The tenant-lifecycle-service is responsible for managing the state of a tenant throughout its existence on the platform. A tenant is not simply "active" or "inactive"; it moves through various states based on business events like completing onboarding, failing to pay a subscription, or being marked for deletion.

Without a formally defined state machine, the logic for handling these transitions would be ad-hoc, difficult to reason about, and prone to errors. We need to establish a clear, predictable model for the tenant lifecycle.

Decision

We will implement a formal state machine for the Tenant aggregate within the tenant-lifecycle-service. The service will listen for events from other parts of the platform and use them to trigger state transitions.

Tenant States

  • Pending: The initial state. A tenant enters this state when it is first created by the onboarding-service. The tenant is not yet active.
  • Active: The normal operational state. A tenant can use the platform's features.
  • Suspended: A non-operational state.

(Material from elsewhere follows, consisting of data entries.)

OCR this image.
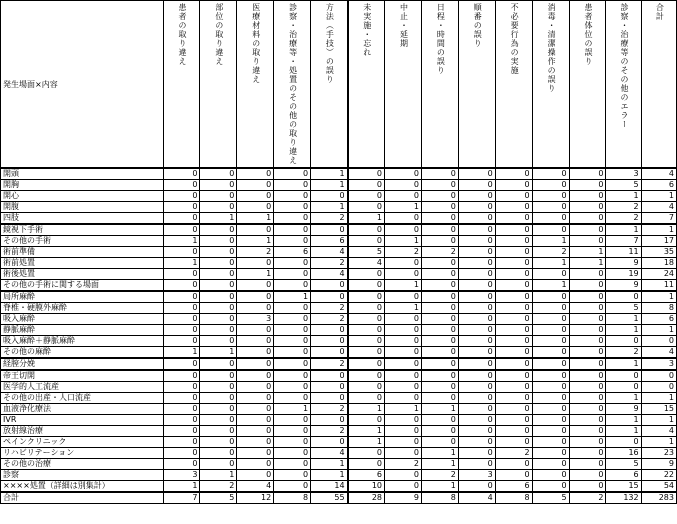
発生場面×内容	患者の取り違え	部位の取り違え	医療材料の取り違え	診察・治療等・処置のその他の取り違え	方法（手技）の誤り	未実施・忘れ	中止・延期	日程・時間の誤り	順番の誤り	不必要行為の実施	消毒・清潔操作の誤り	患者体位の誤り	診察・治療等のその他のエラー	合計
開頭	0	0	0	0	1	0	0	0	0	0	0	0	3	4
開胸	0	0	0	0	1	0	0	0	0	0	0	0	5	6
開心	0	0	0	0	0	0	0	0	0	0	0	0	1	1
開腹	0	0	0	0	1	0	1	0	0	0	0	0	2	4
四肢	0	1	1	0	2	1	0	0	0	0	0	0	2	7
鏡視下手術	0	0	0	0	0	0	0	0	0	0	0	0	1	1
その他の手術	1	0	1	0	6	0	1	0	0	0	1	0	7	17
術前準備	0	0	2	6	4	5	2	2	0	0	2	1	11	35
術前処置	1	0	0	0	2	4	0	0	0	0	1	1	9	18
術後処置	0	0	1	0	4	0	0	0	0	0	0	0	19	24
その他の手術に関する場面	0	0	0	0	0	0	1	0	0	0	1	0	9	11
局所麻酔	0	0	0	1	0	0	0	0	0	0	0	0	0	1
脊椎・硬膜外麻酔	0	0	0	0	2	0	1	0	0	0	0	0	5	8
吸入麻酔	0	0	3	0	2	0	0	0	0	0	0	0	1	6
静脈麻酔	0	0	0	0	0	0	0	0	0	0	0	0	1	1
吸入麻酔＋静脈麻酔	0	0	0	0	0	0	0	0	0	0	0	0	0	0
その他の麻酔	1	1	0	0	0	0	0	0	0	0	0	0	2	4
経膣分娩	0	0	0	0	2	0	0	0	0	0	0	0	1	3
帝王切開	0	0	0	0	0	0	0	0	0	0	0	0	0	0
医学的人工流産	0	0	0	0	0	0	0	0	0	0	0	0	0	0
その他の出産・人口流産	0	0	0	0	0	0	0	0	0	0	0	0	1	1
血液浄化療法	0	0	0	1	2	1	1	1	0	0	0	0	9	15
IVR	0	0	0	0	0	0	0	0	0	0	0	0	1	1
放射線治療	0	0	0	0	2	1	0	0	0	0	0	0	1	4
ペインクリニック	0	0	0	0	0	1	0	0	0	0	0	0	0	1
リハビリテーション	0	0	0	0	4	0	0	1	0	2	0	0	16	23
その他の治療	0	0	0	0	1	0	2	1	0	0	0	0	5	9
診察	3	1	0	0	1	6	0	2	3	0	0	0	6	22
××××処置（詳細は別集計）	1	2	4	0	14	10	0	1	0	6	0	0	15	54
合計	7	5	12	8	55	28	9	8	4	8	5	2	132	283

The tenant's users cannot log in or access services. This is a recoverable state.
  • PendingDeletion: A terminal state where the tenant is marked for deletion. Data may be scheduled for purging.
  • Archived: A read-only, long-term storage state.

Core State Transitions & Triggering Events

  • Pending -> Active: Triggered by an OnboardingCompleted event from the onboarding-service.
  • Active -> Suspended: Triggered by a SubscriptionPaymentFailed event from the payment-gateway-service.
  • Suspended -> Active: Triggered by a SubscriptionPaymentSucceeded event from the payment-gateway-service.
  • Active -> PendingDeletion: Triggered by a SubscriptionCancelled event or an explicit admin action.

Consequences

Positive

  • Clarity & Predictability: The tenant lifecycle is clearly defined and easy to understand.
  • Maintainability: State transition logic is centralized within the tenant-lifecycle-service, making it easy to modify or extend.
  • Decoupling: The service is event-driven. The payment-gateway-service doesn't need to know how to suspend a tenant; it only needs to publish an event that a payment failed.

Negative

  • Eventual Consistency: There will be a brief delay between a business event occurring (e.g., payment failure) and the tenant's state being updated. This is an acceptable trade-off for this business process.
  • Centralized Logic: The tenant-lifecycle-service becomes a critical component for managing tenant access. Its availability is important.